The danger of using words willy-nilly is that it can produce what Eliezer calls floating beliefs. These are beliefs that, while having a chain of cause-and-effect to back them up, participate in very few (if at all) in the cause-and-effect chains of other beliefs6. Perhaps there was one person back in the day who knew what post-utopianism is, but now she's dead and her students just memorised who the post-utopian authors are to pass their exams, and their students, and their students' students, until the cause-and-effect chain settled unto your professor.
Can post-utopianism be true? Sure, but it sure as hell impossible now for your professor to anticipate any state of the world that can cleave the set of all authors into post-utopians and not-post-utopians.
Some of you might think: "But he can! Just imagine atoms in the universe going one way if Elaine were post-utopian, and another way if she were not."
But under this rule7,
Then the theory of quantum mechanics would be meaningless a priori, because there's no way to arrange atoms to make the theory of quantum mechanics true.
And when we discovered that the universe was not made of atoms, but rather quantum fields, all meaningful statements everywhere would have been revealed as false - since there'd be no atoms arranged to fulfill their truth-conditions.

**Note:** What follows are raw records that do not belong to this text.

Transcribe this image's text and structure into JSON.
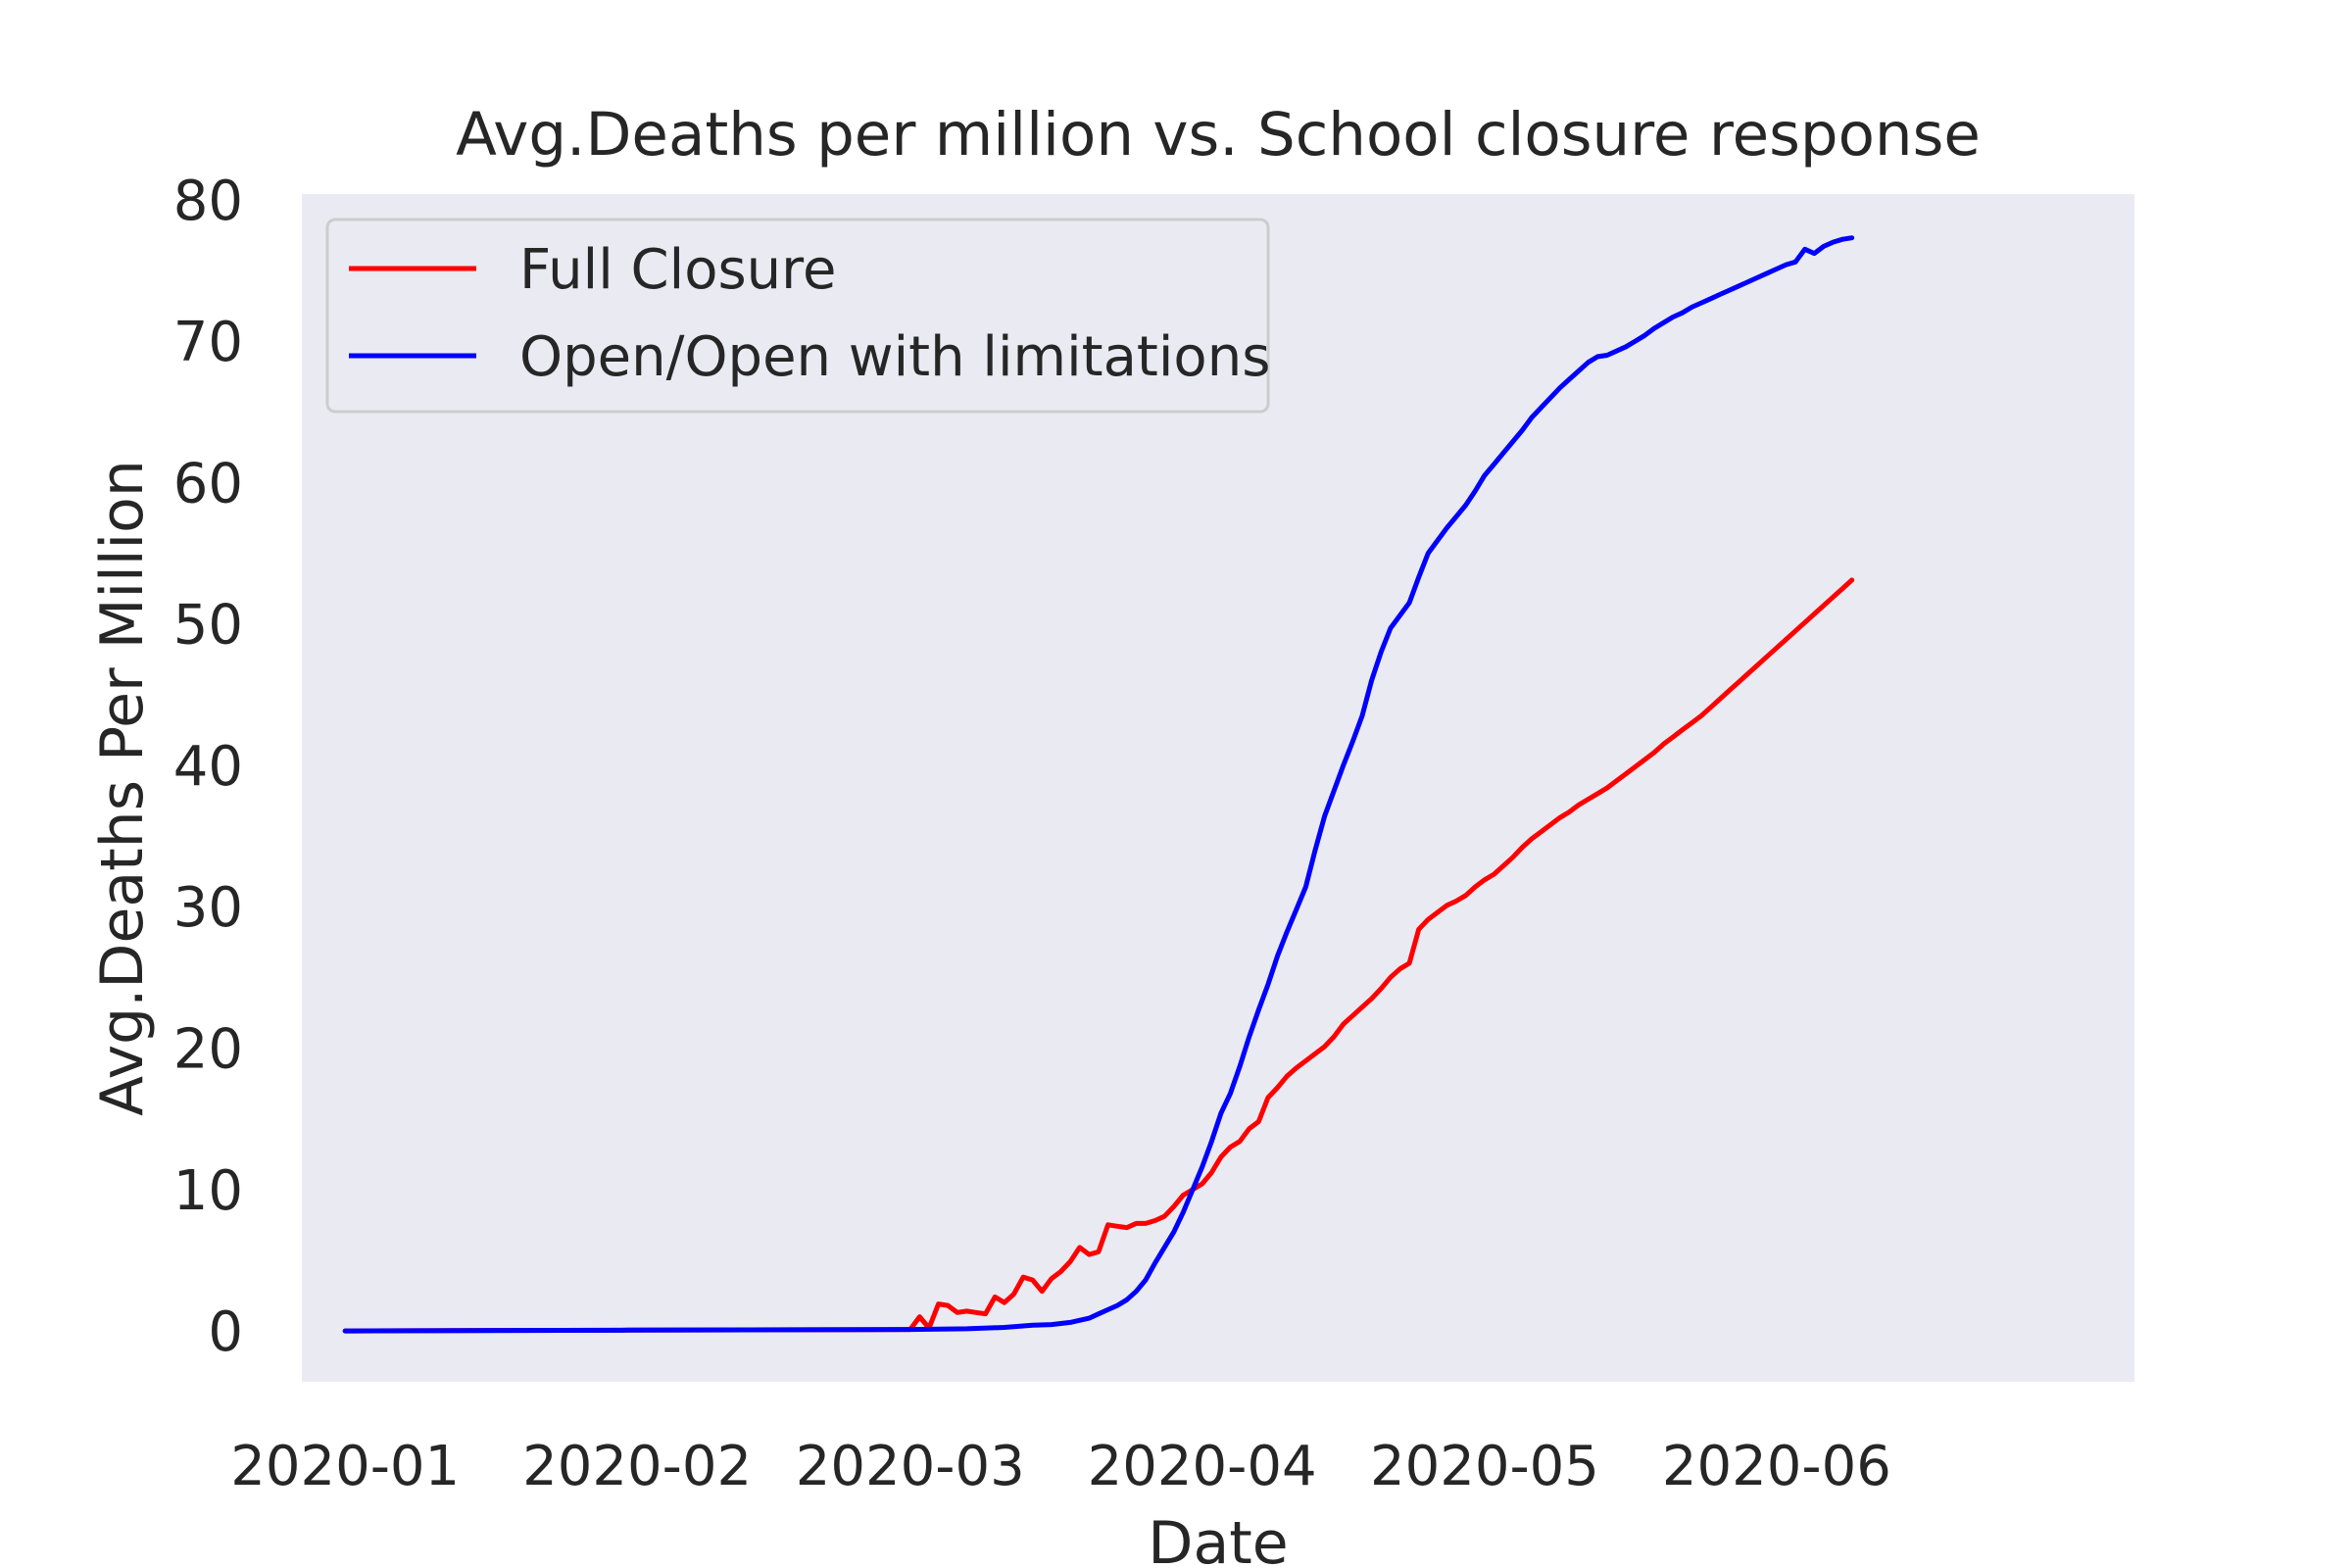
{
  "chart_data": {
    "type": "line",
    "title": "Avg.Deaths per million vs. School closure response",
    "xlabel": "Date",
    "ylabel": "Avg.Deaths Per Million",
    "xlim": [
      -4.6,
      190
    ],
    "ylim": [
      -3.6,
      80.4
    ],
    "x_ticks": [
      {
        "value": 0,
        "label": "2020-01"
      },
      {
        "value": 31,
        "label": "2020-02"
      },
      {
        "value": 60,
        "label": "2020-03"
      },
      {
        "value": 91,
        "label": "2020-04"
      },
      {
        "value": 121,
        "label": "2020-05"
      },
      {
        "value": 152,
        "label": "2020-06"
      }
    ],
    "y_ticks": [
      0,
      10,
      20,
      30,
      40,
      50,
      60,
      70,
      80
    ],
    "grid": false,
    "legend_position": "upper-left",
    "series": [
      {
        "name": "Full Closure",
        "color": "#ff0000",
        "points": [
          [
            0,
            0
          ],
          [
            30,
            0.05
          ],
          [
            60,
            0.1
          ],
          [
            61,
            1.0
          ],
          [
            62,
            0.2
          ],
          [
            63,
            1.9
          ],
          [
            64,
            1.8
          ],
          [
            65,
            1.3
          ],
          [
            66,
            1.4
          ],
          [
            67,
            1.3
          ],
          [
            68,
            1.2
          ],
          [
            69,
            2.4
          ],
          [
            70,
            2.0
          ],
          [
            71,
            2.6
          ],
          [
            72,
            3.8
          ],
          [
            73,
            3.6
          ],
          [
            74,
            2.8
          ],
          [
            75,
            3.7
          ],
          [
            76,
            4.2
          ],
          [
            77,
            4.9
          ],
          [
            78,
            5.9
          ],
          [
            79,
            5.4
          ],
          [
            80,
            5.6
          ],
          [
            81,
            7.5
          ],
          [
            82,
            7.4
          ],
          [
            83,
            7.3
          ],
          [
            84,
            7.6
          ],
          [
            85,
            7.6
          ],
          [
            86,
            7.8
          ],
          [
            87,
            8.1
          ],
          [
            88,
            8.8
          ],
          [
            89,
            9.6
          ],
          [
            90,
            10.0
          ],
          [
            91,
            10.4
          ],
          [
            92,
            11.2
          ],
          [
            93,
            12.3
          ],
          [
            94,
            13.0
          ],
          [
            95,
            13.4
          ],
          [
            96,
            14.3
          ],
          [
            97,
            14.8
          ],
          [
            98,
            16.5
          ],
          [
            99,
            17.2
          ],
          [
            100,
            18.0
          ],
          [
            101,
            18.6
          ],
          [
            102,
            19.1
          ],
          [
            103,
            19.6
          ],
          [
            104,
            20.1
          ],
          [
            105,
            20.8
          ],
          [
            106,
            21.7
          ],
          [
            107,
            22.3
          ],
          [
            108,
            22.9
          ],
          [
            109,
            23.5
          ],
          [
            110,
            24.2
          ],
          [
            111,
            25.0
          ],
          [
            112,
            25.6
          ],
          [
            113,
            26.0
          ],
          [
            114,
            28.4
          ],
          [
            115,
            29.1
          ],
          [
            116,
            29.6
          ],
          [
            117,
            30.1
          ],
          [
            118,
            30.4
          ],
          [
            119,
            30.8
          ],
          [
            120,
            31.4
          ],
          [
            121,
            31.9
          ],
          [
            122,
            32.3
          ],
          [
            123,
            32.9
          ],
          [
            124,
            33.5
          ],
          [
            125,
            34.2
          ],
          [
            126,
            34.8
          ],
          [
            127,
            35.3
          ],
          [
            128,
            35.8
          ],
          [
            129,
            36.3
          ],
          [
            130,
            36.7
          ],
          [
            131,
            37.2
          ],
          [
            132,
            37.6
          ],
          [
            133,
            38.0
          ],
          [
            134,
            38.4
          ],
          [
            135,
            38.9
          ],
          [
            136,
            39.4
          ],
          [
            137,
            39.9
          ],
          [
            138,
            40.4
          ],
          [
            139,
            40.9
          ],
          [
            140,
            41.5
          ],
          [
            141,
            42.0
          ],
          [
            142,
            42.5
          ],
          [
            143,
            43.0
          ],
          [
            144,
            43.5
          ],
          [
            145,
            44.1
          ],
          [
            146,
            44.7
          ],
          [
            147,
            45.3
          ],
          [
            148,
            45.9
          ],
          [
            149,
            46.5
          ],
          [
            150,
            47.1
          ],
          [
            151,
            47.7
          ],
          [
            152,
            48.3
          ],
          [
            153,
            48.9
          ],
          [
            154,
            49.5
          ],
          [
            155,
            50.1
          ],
          [
            156,
            50.7
          ],
          [
            157,
            51.3
          ],
          [
            158,
            51.9
          ],
          [
            159,
            52.5
          ],
          [
            160,
            53.1
          ]
        ]
      },
      {
        "name": "Open/Open with limitations",
        "color": "#0000ff",
        "points": [
          [
            0,
            0
          ],
          [
            30,
            0.05
          ],
          [
            60,
            0.1
          ],
          [
            66,
            0.15
          ],
          [
            70,
            0.25
          ],
          [
            73,
            0.4
          ],
          [
            75,
            0.45
          ],
          [
            77,
            0.6
          ],
          [
            79,
            0.9
          ],
          [
            80,
            1.2
          ],
          [
            81,
            1.5
          ],
          [
            82,
            1.8
          ],
          [
            83,
            2.2
          ],
          [
            84,
            2.8
          ],
          [
            85,
            3.6
          ],
          [
            86,
            4.8
          ],
          [
            87,
            5.9
          ],
          [
            88,
            7.0
          ],
          [
            89,
            8.4
          ],
          [
            90,
            10.0
          ],
          [
            91,
            11.6
          ],
          [
            92,
            13.4
          ],
          [
            93,
            15.4
          ],
          [
            94,
            16.8
          ],
          [
            95,
            18.7
          ],
          [
            96,
            20.8
          ],
          [
            97,
            22.7
          ],
          [
            98,
            24.5
          ],
          [
            99,
            26.5
          ],
          [
            100,
            28.2
          ],
          [
            101,
            29.8
          ],
          [
            102,
            31.4
          ],
          [
            103,
            34.0
          ],
          [
            104,
            36.4
          ],
          [
            105,
            38.2
          ],
          [
            106,
            40.0
          ],
          [
            107,
            41.7
          ],
          [
            108,
            43.5
          ],
          [
            109,
            46.0
          ],
          [
            110,
            48.0
          ],
          [
            111,
            49.7
          ],
          [
            112,
            50.6
          ],
          [
            113,
            51.5
          ],
          [
            114,
            53.3
          ],
          [
            115,
            55.0
          ],
          [
            116,
            55.9
          ],
          [
            117,
            56.8
          ],
          [
            118,
            57.6
          ],
          [
            119,
            58.4
          ],
          [
            120,
            59.4
          ],
          [
            121,
            60.5
          ],
          [
            122,
            61.3
          ],
          [
            123,
            62.1
          ],
          [
            124,
            62.9
          ],
          [
            125,
            63.7
          ],
          [
            126,
            64.6
          ],
          [
            127,
            65.3
          ],
          [
            128,
            66.0
          ],
          [
            129,
            66.7
          ],
          [
            130,
            67.3
          ],
          [
            131,
            67.9
          ],
          [
            132,
            68.5
          ],
          [
            133,
            68.9
          ],
          [
            134,
            69.0
          ],
          [
            135,
            69.3
          ],
          [
            136,
            69.6
          ],
          [
            137,
            70.0
          ],
          [
            138,
            70.4
          ],
          [
            139,
            70.9
          ],
          [
            140,
            71.3
          ],
          [
            141,
            71.7
          ],
          [
            142,
            72.0
          ],
          [
            143,
            72.4
          ],
          [
            144,
            72.7
          ],
          [
            145,
            73.0
          ],
          [
            146,
            73.3
          ],
          [
            147,
            73.6
          ],
          [
            148,
            73.9
          ],
          [
            149,
            74.2
          ],
          [
            150,
            74.5
          ],
          [
            151,
            74.8
          ],
          [
            152,
            75.1
          ],
          [
            153,
            75.4
          ],
          [
            154,
            75.6
          ],
          [
            155,
            76.5
          ],
          [
            156,
            76.2
          ],
          [
            157,
            76.7
          ],
          [
            158,
            77.0
          ],
          [
            159,
            77.2
          ],
          [
            160,
            77.3
          ]
        ]
      }
    ]
  }
}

Eliezer brands this as a particular instance of verificationism, the idea that we can only evaluate the truth of our beliefs using our senses (which interact with matter), and only those verifiable as such are meaningful.
Before we pick up on this point of what things mean, we'll take a detour in the next post to extirpate the sophistry surrounding the word "rational" that has built up over the years, in a way similar to what we've done for the word "truth" here.
(to be continued...)
Which are almost but not quite specific to that brain. See grandmother cell and alternatives.↩
One way of carving up this notion is by distinguishing between references and their referents. I'll refer you to the Stanford Encyclopedia of Philosophy on this point.↩
In programming, subroutines can be identified as pure if they satisfy two properties: a) they don't produce observable side effects when run, and b) their result only depends on their arguments at the point of evaluation. However, a program with no side-effects cannot really affect the real-world much, so what we can do is put them in boxes which we can query with questions like "If your contents happen to have side-effects, what would be the result of its evaluation?" to avoid impurity in the rest of our code. We call these boxes monads. See LINK.↩
Remember that beliefs live in the patterns inside your head and that you may only compare beliefs directly.↩
I am having trouble formulating this without invoking the concept of time.↩
Actually, Eliezer is more forceful here. He considers floating beliefs as entirely disconnected from your web of beliefs.l↩
This is another useful truth-extraction technology: avoid proving too much.↩